Review: LONELY HEARTS (2019)
Reality TV is, unfortunately, big business. Especially shows like The Bachelor or Love Island. And, if you’re like me, you’ve been forced to sit through one and wished somebody would take a machete to the entire cast. Well, the writing/directing team of Jessica Hunt (The Truth Will Out) and Sam Mason-Bell (Millennial Killer, Monstrous Disunion) have a film for you, Lonely Hearts.
Opening with excerpts from audition tapes mixed with the character’s arrival on location, Lonely Hearts introduces us to the show’s cast. There’s the perky and cheerful host Patricia (Sophie Atkinson). There are two older contestants, a man of the cloth Danny (Martin W. Payne, Pandamonium) and widow Carol (Sue Dawes). There are also three younger ones Kirsty (Tyne Stewart), Freddy (Chris Mills, Maniacal) and Claire (Alice Mulholland). The odd mix and odd number of contestants is the first hint that things aren’t what they seem.
By day, they’re pitted against each other in challenges. By night, they’re plied with alcohol and encouraged to hook up. Something the cameras in the tents gladly record. But when one of the contestants decides to leave, things take a dark turn.
With a great tag line like “Date. Mate. Eviscerate” and a poster featuring a torn out heart, you would expect Lonely Hearts to be the horror film it’s billed as. But, it’s actually more of an exploitation film for most of its length. Like Aquaslash the film is pretty much all build up to a final nasty set piece. The big difference is Lonely Hearts is a much better film.

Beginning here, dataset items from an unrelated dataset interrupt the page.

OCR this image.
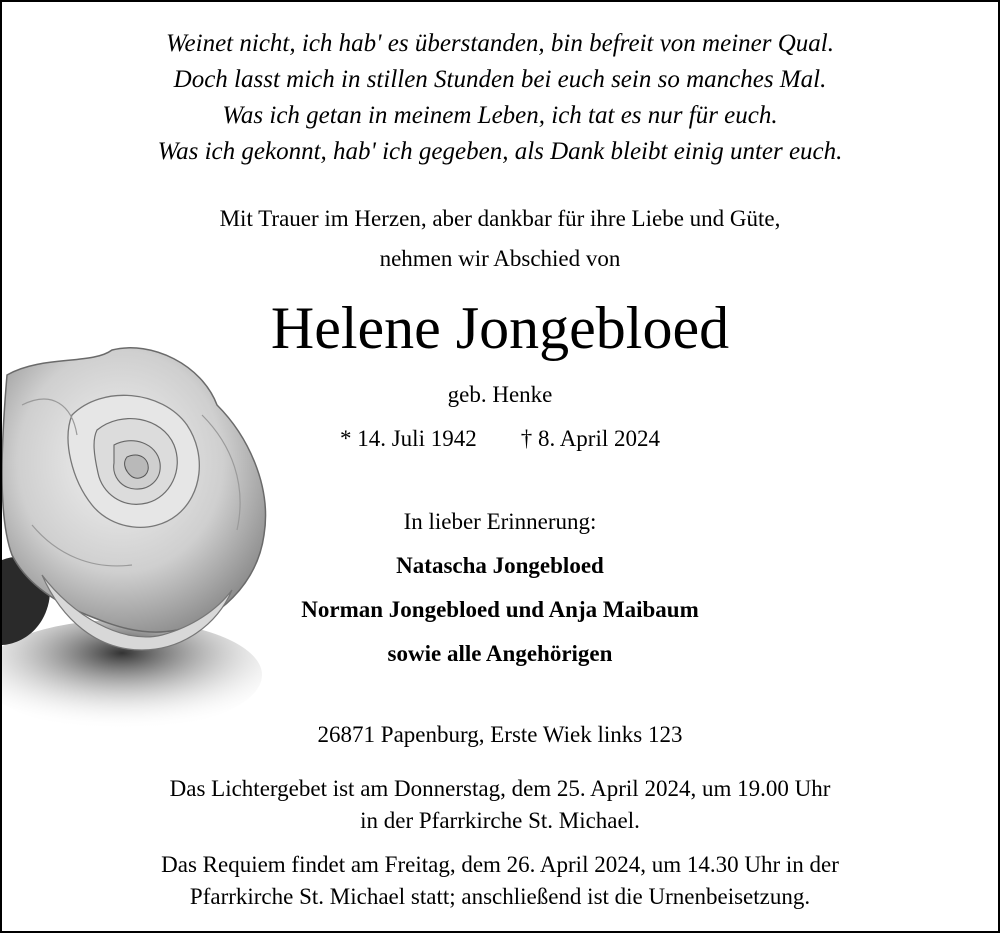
Weinet nicht, ich hab' es überstanden, bin befreit von meiner Qual.
Doch lasst mich in stillen Stunden bei euch sein so manches Mal.
Was ich getan in meinem Leben, ich tat es nur für euch.
Was ich gekonnt, hab' ich gegeben, als Dank bleibt einig unter euch.
Mit Trauer im Herzen, aber dankbar für ihre Liebe und Güte,
nehmen wir Abschied von
Helene Jongebloed
geb. Henke
* 14. Juli 1942 † 8. April 2024
In lieber Erinnerung:
Natascha Jongebloed
Norman Jongebloed und Anja Maibaum
sowie alle Angehörigen
26871 Papenburg, Erste Wiek links 123
Das Lichtergebet ist am Donnerstag, dem 25. April 2024, um 19.00 Uhr
in der Pfarrkirche St. Michael.
Das Requiem findet am Freitag, dem 26. April 2024, um 14.30 Uhr in der
Pfarrkirche St. Michael statt; anschließend ist die Urnenbeisetzung.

We get plenty of nudity and sex from the youngsters, and a sweet bit of romance from Danny and Carol. Lonely Hearts’ intent is obvious even in the challenges which involve things like skinny-dipping. And, somewhat surprisingly, the nudity is provided by both male and female cast members. Which may also tip you to just where the plot is heading.
That adds tension to the mix. But it’s not until about the hour mark that anything overt happens. And the hammer doesn’t really drop until the last fifteen minutes. Now, those that are expecting full-on horror may be disappointed. But I found Lonely Hearts to have a well enough done mix of character development and bare skin to keep me interested.
Whether that set up appeals to you or not will depend on your tastes, of course. But I will say that by the end, Lonely Hearts had me wanting to take a shower. And I’d taken one before I sat down to watch it.